I make it through the day mostly un-noticed. I get in late. I drink coffee. I walk a wide lap around the Trade Center. I sit by the water. I sit in the churchyard at Trinity. I walk another lap. I have three beers and a corned beef sandwich at a bar that ought to be better on the edge of Tribeca. On the way back from the bar a fat guy seems to be having a heart attack in front of a Burger King and I drop into public servant mode and do what I can for him until the ambulance gets there. Stuck to the light pole next to where the fat guy lies on the sidewalk is a hand-lettered poster asking, "Is America Safe?" A block later I meet Ahmad who's a waiter up in Windows on the World. He walked down 106 floors 19 days ago, and he's been out of work, of course, but he seems good. He laughs cause I'm wearing green, "You guys really aren't all Irish."
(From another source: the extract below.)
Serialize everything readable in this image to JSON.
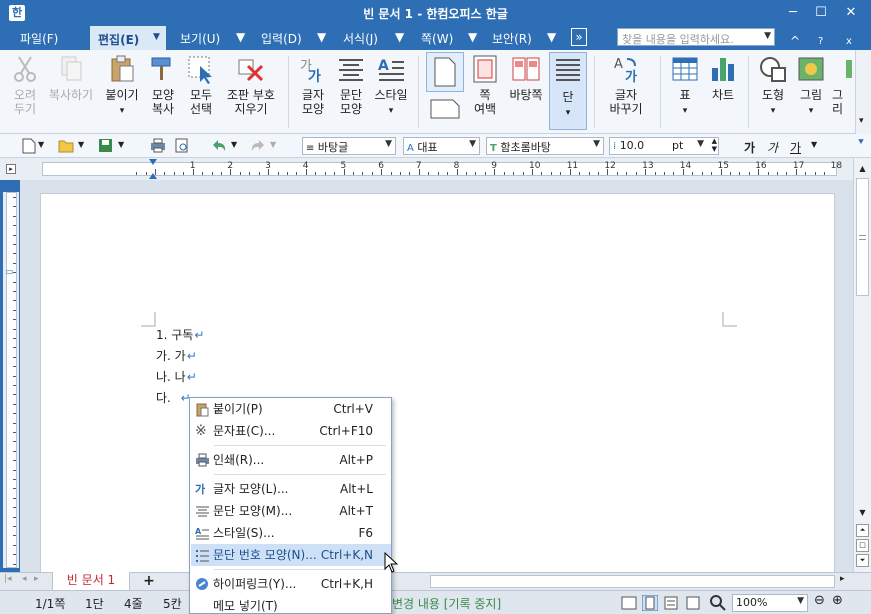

At home this night I'll have a Guinness or two, but I'm not going to find a babysitter in my neighborhood on St. Patrick's Day night. Tomorrow I will spread this mountain of paperwork all over the conference room and try to see things in ways I have not before. I'll be wearing jeans and a shirt and tie and none of it will be green. Friday I'll tell the lieutenant something, but I doubt that anything I can say will make any difference.

______________________________________
copyright 2004 by Ira Socol

1 comment:

Brenda said...

You've got all the flavours of the story here... and I like the autobiographical perspective, it really works. A day in the life of. And it runs off at all the edges the way our lives really are. With the tragedy at the centre, which isn't described, like a gaping pit, a black hole, pulling everything in to its incomprehensibility, the deaths of so many in the name of terrorism. None of which is mentioned; it's just there. All the little details, spilling coffee, dropping into public servant mode, the beers, the toll, bring the story alive, give it its vivid detail. Great work, Ira.